Africa-Press – Ethiopia. African Development Bank’s Chief Economist and Vice President, Professor Kevin Urama said it is imperative for Africa to think carefully about industrial policies to boost and build sustainable and resilient domestic production.

In an exclusive interview, Professor Urama said that African countries that think differently and implement transformative policies accelerate domestic manufacturing capacity and encourage consumption of locally made products.

“It is imperative for Africa and every other country to think carefully about strategic industrial policies to boost domestic production and current domestic demand not just for their own products, but also build sustainability and resilience in domestic regional value chains,” the professor underlined.

Currently, about 20 percent of Africa’s traded products are manufacturing and value added products, and that’s still very low, he said.

“We need to increase that by investing in industrial systemic industrial and strategic policies that allow African countries to build industrial capacity more and more, but then the other side is also addressing the consumption aspect of it,”the chief economist said.

Professor Uramat also stressed that Africans need to think African, produce African, and consume African to encourage indigenous industrial development in Africa.

“Africans need to be able to consume African products, because even if we increase industrial production, and Africans prefer in terms of their economic preferences and demand, and prefer other products, then those products will not find markets,”he elaborated.

Moreover, he stressed that import substitution and value addition is pivotal for accelerating industry in Africa.

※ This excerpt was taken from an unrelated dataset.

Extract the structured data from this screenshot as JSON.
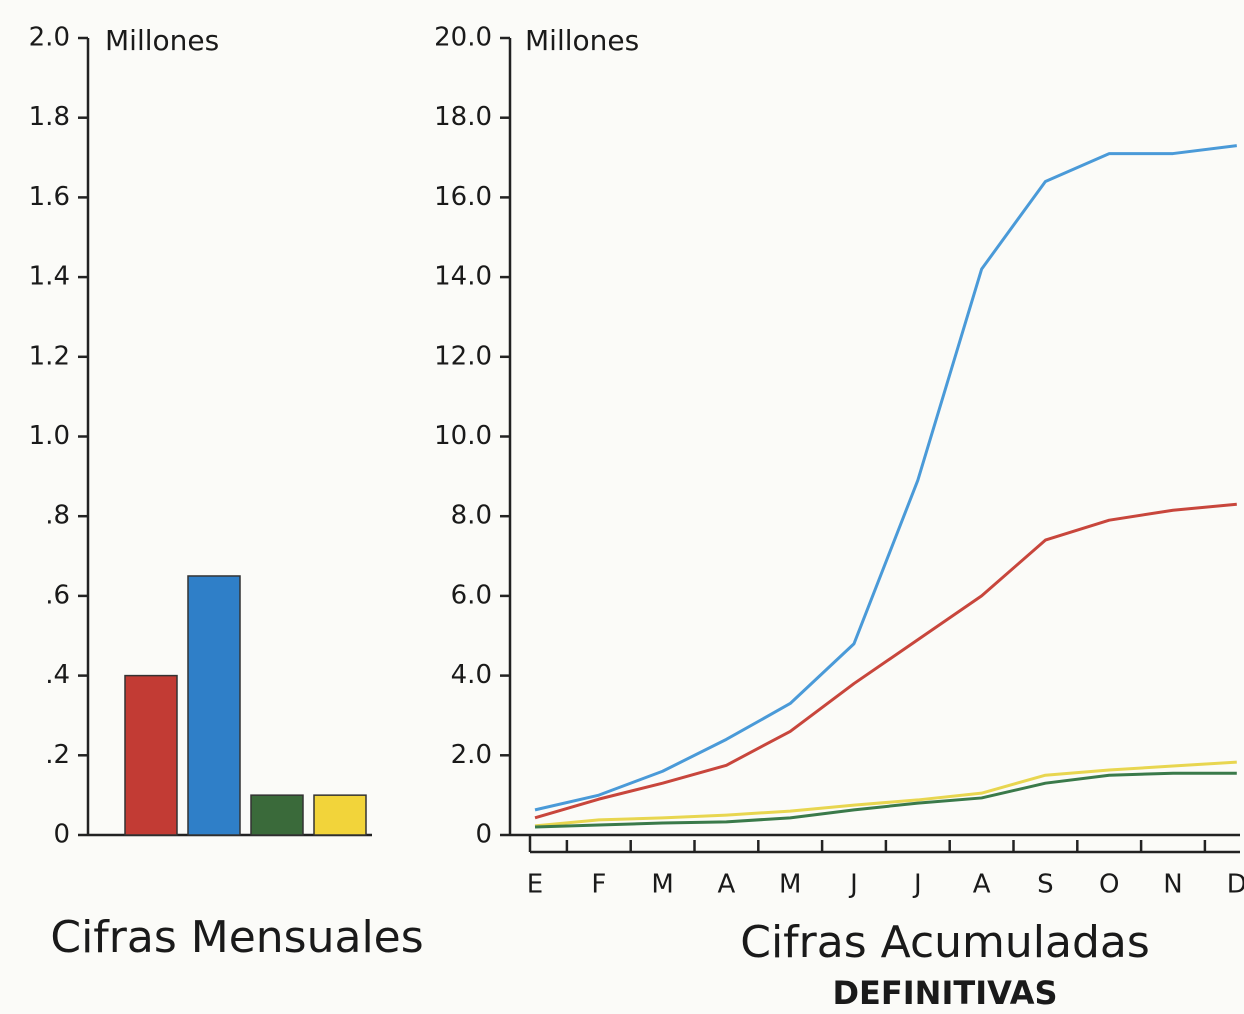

Import substitution comes from several ways and one you have to be able to improve the manufacturing and value addition in your own country is, because if you don’t produce what you need, you will import them in order to consume them.

“The more industrial capacity will build and improve our manufacturing value added. We will then be able to have products that we can trade on that are more manufacturing of much value products,” the chief economist elaborated.

Speaking on Ethiopia’s commitment in wheat production, Professor Urama said that this is an area where a tool Ethiopia is actually leading its peers in terms of having moved its production significantly in the past few years.

“The AfDB’s Technologies for African Agricultural Transformation (TAAT) programme has been central in supporting, working together with the government and the people of Ethiopia to create this phenomenal success, where over a few years Ethiopia has become self-sufficient in wheat and it is now looking forward to exporting,” Professor Uramat recalled.

This is actually an example that we are using as a case study for several other countries, the chief economist said, adding “we can roll out the same experience of what Ethiopia has been able to achieve.”

Professor Urama commended the government of Ethiopia for its vision and leadership and consistency in focusing on making agro allied industrialization effort in Ethiopia.